Para que la Junta de Andalucía tuviera conocimiento de la situación, Greenpeace ha llevado a la zona al europarlamentario español David Hammerstein, encargado de tramitar las denuncias de los ciudadanos por el incumplimiento de la normativa comunitaria. Desde entonces, no ha dejado de presionar a las administraciones para que tomen medidas sobre las balsas, a las que exigen "que restauren la catástrofe medioambiental producida por las 120 millones de toneladas de fosfoyesos vertidos por las empresas Fertiberia y Foret en las marismas del Tinto".
Sin embargo, y según denuncia Greenpeace, "a día de hoy las Consejerías de Salud y Medio Ambiente todavía no han tomado ninguna medida" para solucionar el problema.

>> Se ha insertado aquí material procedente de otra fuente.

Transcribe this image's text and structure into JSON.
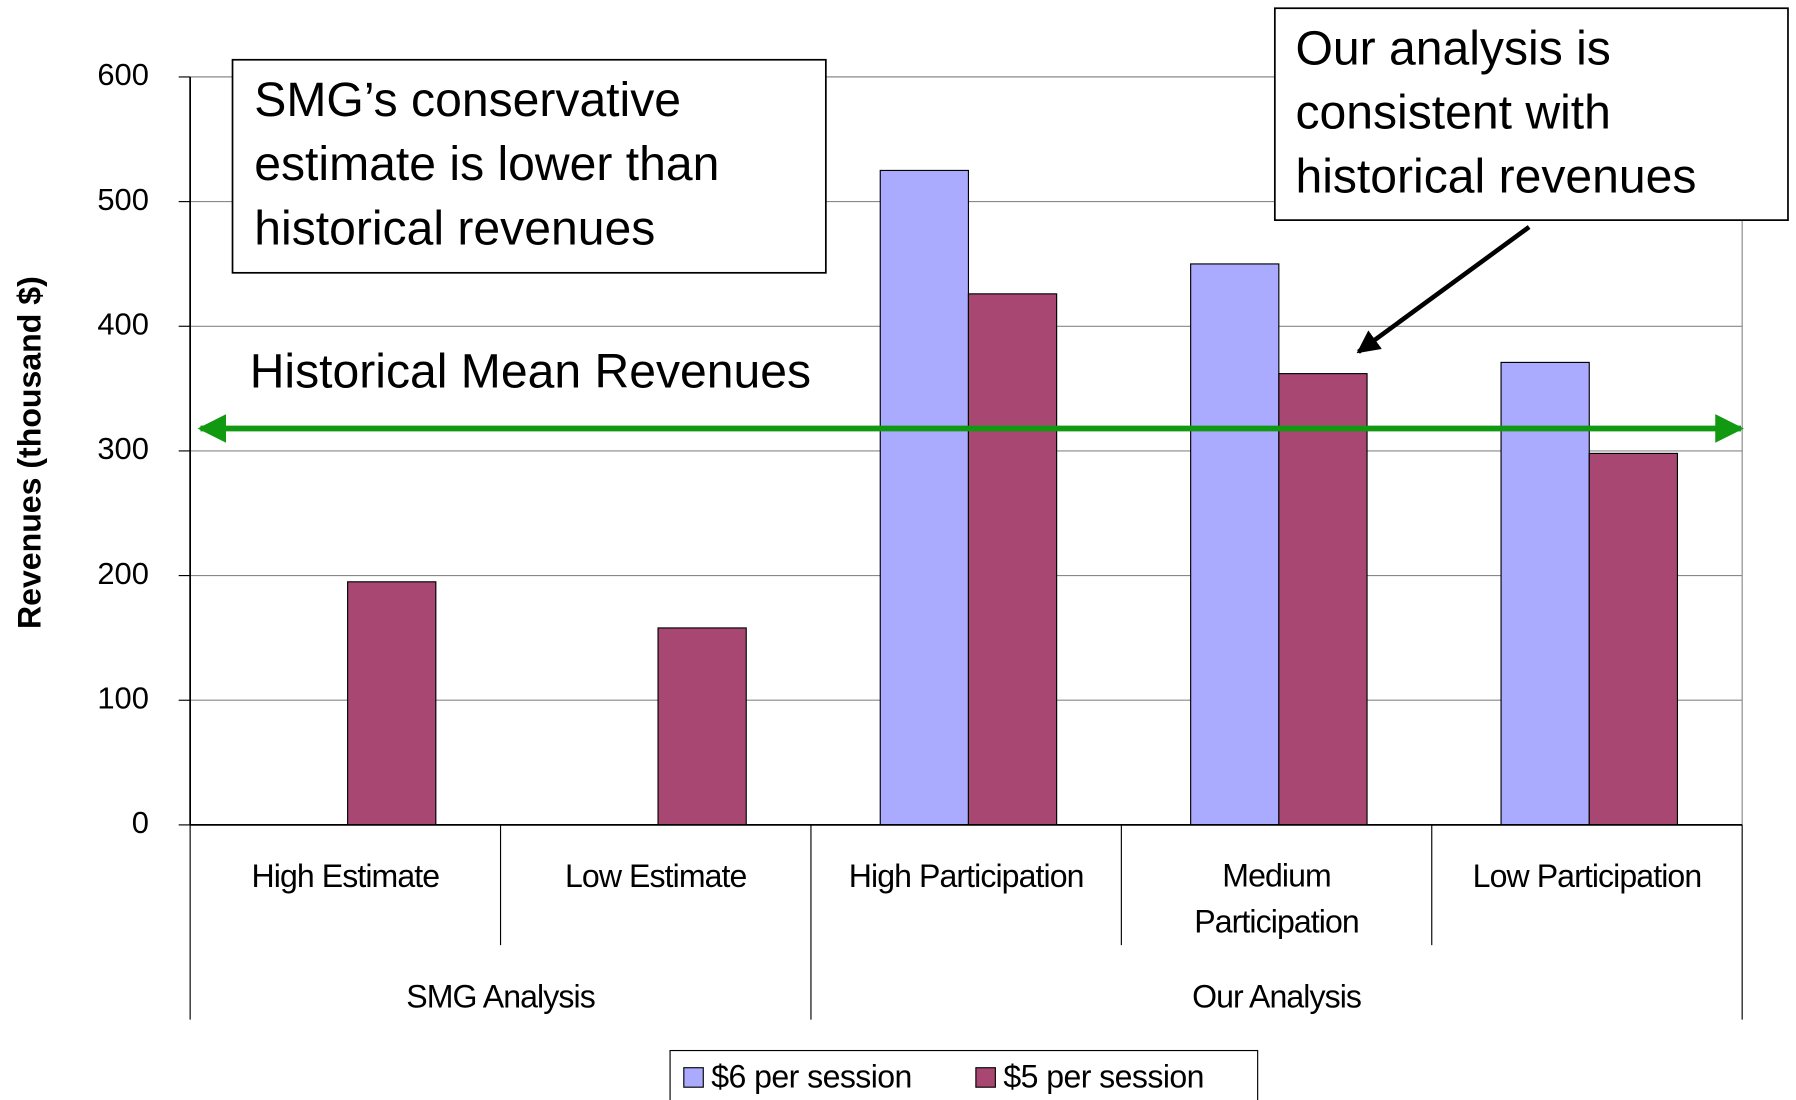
{
  "chart_data": {
    "type": "bar",
    "ylabel": "Revenues (thousand $)",
    "categories": [
      "High Estimate",
      "Low Estimate",
      "High Participation",
      "Medium Participation",
      "Low Participation"
    ],
    "groups": [
      {
        "label": "SMG Analysis",
        "span": [
          0,
          1
        ]
      },
      {
        "label": "Our Analysis",
        "span": [
          2,
          4
        ]
      }
    ],
    "series": [
      {
        "name": "$6 per session",
        "color": "#aaaaff",
        "values": [
          null,
          null,
          525,
          450,
          371
        ]
      },
      {
        "name": "$5 per session",
        "color": "#a84872",
        "values": [
          195,
          158,
          426,
          362,
          298
        ]
      }
    ],
    "ylim": [
      0,
      600
    ],
    "yticks": [
      0,
      100,
      200,
      300,
      400,
      500,
      600
    ],
    "grid": true,
    "legend": "bottom",
    "reference_line": {
      "label": "Historical Mean Revenues",
      "value": 318,
      "color": "#119911"
    },
    "annotations": [
      {
        "lines": [
          "SMG’s conservative",
          "estimate is lower than",
          "historical revenues"
        ]
      },
      {
        "lines": [
          "Our analysis is",
          "consistent with",
          "historical revenues"
        ]
      }
    ]
  }
}
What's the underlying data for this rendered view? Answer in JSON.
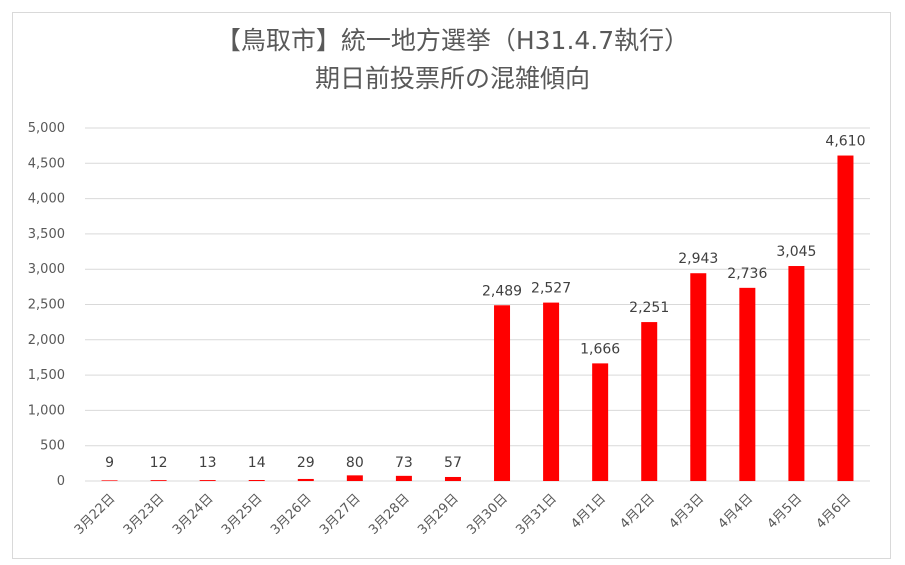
{
  "chart_data": {
    "type": "bar",
    "title_line1": "【鳥取市】統一地方選挙（H31.4.7執行）",
    "title_line2": "期日前投票所の混雑傾向",
    "categories": [
      "3月22日",
      "3月23日",
      "3月24日",
      "3月25日",
      "3月26日",
      "3月27日",
      "3月28日",
      "3月29日",
      "3月30日",
      "3月31日",
      "4月1日",
      "4月2日",
      "4月3日",
      "4月4日",
      "4月5日",
      "4月6日"
    ],
    "values": [
      9,
      12,
      13,
      14,
      29,
      80,
      73,
      57,
      2489,
      2527,
      1666,
      2251,
      2943,
      2736,
      3045,
      4610
    ],
    "value_labels": [
      "9",
      "12",
      "13",
      "14",
      "29",
      "80",
      "73",
      "57",
      "2,489",
      "2,527",
      "1,666",
      "2,251",
      "2,943",
      "2,736",
      "3,045",
      "4,610"
    ],
    "y_ticks": [
      "0",
      "500",
      "1,000",
      "1,500",
      "2,000",
      "2,500",
      "3,000",
      "3,500",
      "4,000",
      "4,500",
      "5,000"
    ],
    "ylim": [
      0,
      5000
    ],
    "y_step": 500,
    "grid": true,
    "bar_color": "#ff0000",
    "grid_color": "#d9d9d9"
  }
}
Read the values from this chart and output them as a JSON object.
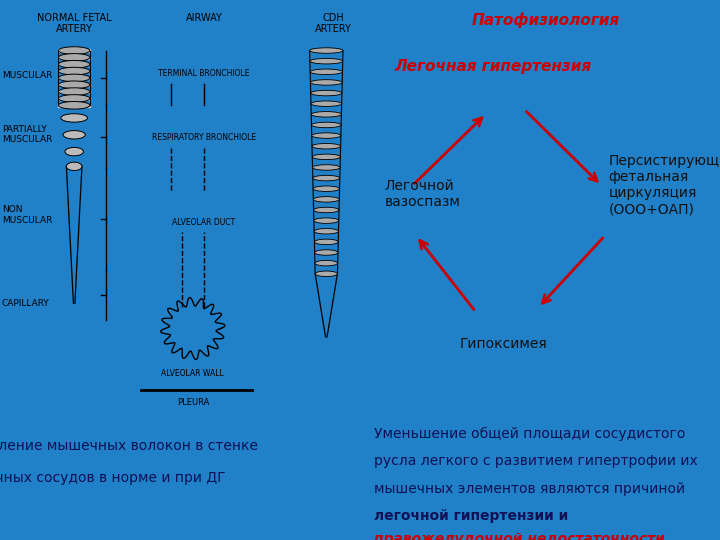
{
  "bg_color": "#2080c8",
  "left_bg": "#e8e8e8",
  "title1": "Патофизиология",
  "title2": "Легочная гипертензия",
  "node_left": "Легочной\nвазоспазм",
  "node_right": "Персистирующая\nфетальная\nциркуляция\n(ООО+ОАП)",
  "node_bottom": "Гипоксимея",
  "caption_left_line1": "Распределение мышечных волокон в стенке",
  "caption_left_line2": "легочных сосудов в норме и при ДГ",
  "caption_right_line1": "Уменьшение общей площади сосудистого",
  "caption_right_line2": "русла легкого с развитием гипертрофии их",
  "caption_right_line3": "мышечных элементов являются причиной",
  "caption_right_line4": "легочной гипертензии и",
  "caption_right_line5": "правожелудочной недостаточности.",
  "arrow_color": "#cc0000",
  "text_color_dark": "#111155",
  "text_color_red": "#cc0000",
  "text_color_black": "#111111",
  "text_color_diagram": "#000000"
}
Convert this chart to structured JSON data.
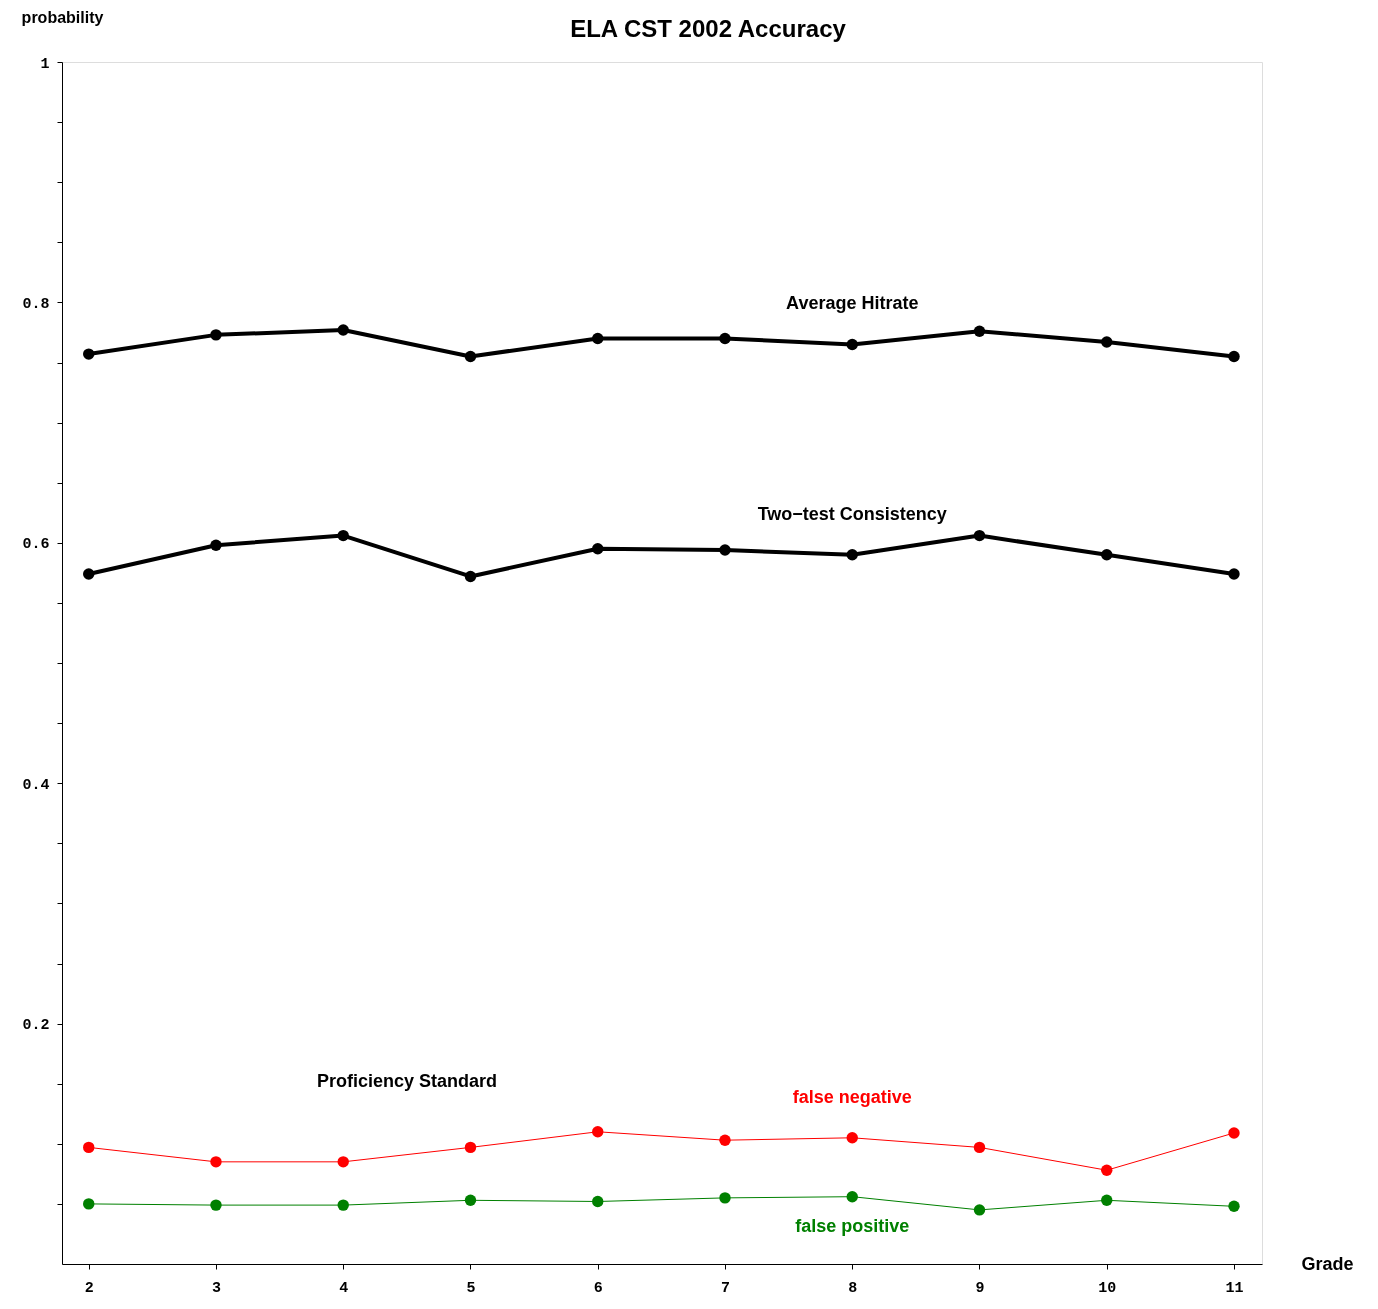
{
  "chart_data": {
    "type": "line",
    "title": "ELA  CST  2002  Accuracy",
    "xlabel": "Grade",
    "ylabel": "probability",
    "x": [
      2,
      3,
      4,
      5,
      6,
      7,
      8,
      9,
      10,
      11
    ],
    "series": [
      {
        "name": "Average  Hitrate",
        "color": "#000000",
        "values": [
          0.757,
          0.773,
          0.777,
          0.755,
          0.77,
          0.77,
          0.765,
          0.776,
          0.767,
          0.755
        ]
      },
      {
        "name": "Two−test Consistency",
        "color": "#000000",
        "values": [
          0.574,
          0.598,
          0.606,
          0.572,
          0.595,
          0.594,
          0.59,
          0.606,
          0.59,
          0.574
        ]
      },
      {
        "name": "false negative",
        "color": "#ff0000",
        "values": [
          0.097,
          0.085,
          0.085,
          0.097,
          0.11,
          0.103,
          0.105,
          0.097,
          0.078,
          0.109
        ]
      },
      {
        "name": "false positive",
        "color": "#008000",
        "values": [
          0.05,
          0.049,
          0.049,
          0.053,
          0.052,
          0.055,
          0.056,
          0.045,
          0.053,
          0.048
        ]
      }
    ],
    "annotations": [
      "Proficiency  Standard"
    ],
    "xlim": [
      1.79,
      11.22
    ],
    "ylim": [
      0,
      1
    ],
    "xticks": [
      2,
      3,
      4,
      5,
      6,
      7,
      8,
      9,
      10,
      11
    ],
    "yticks": [
      {
        "value": 0.05,
        "label": null
      },
      {
        "value": 0.1,
        "label": null
      },
      {
        "value": 0.15,
        "label": null
      },
      0.2,
      {
        "value": 0.25,
        "label": null
      },
      {
        "value": 0.3,
        "label": null
      },
      {
        "value": 0.35,
        "label": null
      },
      0.4,
      {
        "value": 0.45,
        "label": null
      },
      {
        "value": 0.5,
        "label": null
      },
      {
        "value": 0.55,
        "label": null
      },
      0.6,
      {
        "value": 0.65,
        "label": null
      },
      {
        "value": 0.7,
        "label": null
      },
      {
        "value": 0.75,
        "label": null
      },
      0.8,
      {
        "value": 0.85,
        "label": null
      },
      {
        "value": 0.9,
        "label": null
      },
      {
        "value": 0.95,
        "label": null
      },
      1
    ],
    "grid": false,
    "legend": false,
    "marker": "circle",
    "line_style": "solid"
  }
}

Los onubenses soportan desde hace años altos niveles de contaminación procedente de la actividad industrial afincada en la ciudad de Huelva. La salud de los vecinos así como el paraje natural de las marismas del río Tinto y Odiel son los principales afectados.
Según el informe del CRIIDAD, sólo con permanecer nueve minutos al día durante un año en la zona de las marismas, desde Palos de la Frontera a Huelva, el riesgo de padecer enfermedades como el cáncer se dispara, lo que explica que Huelva registre la mayor tasa de mortalidad por cáncer de toda España.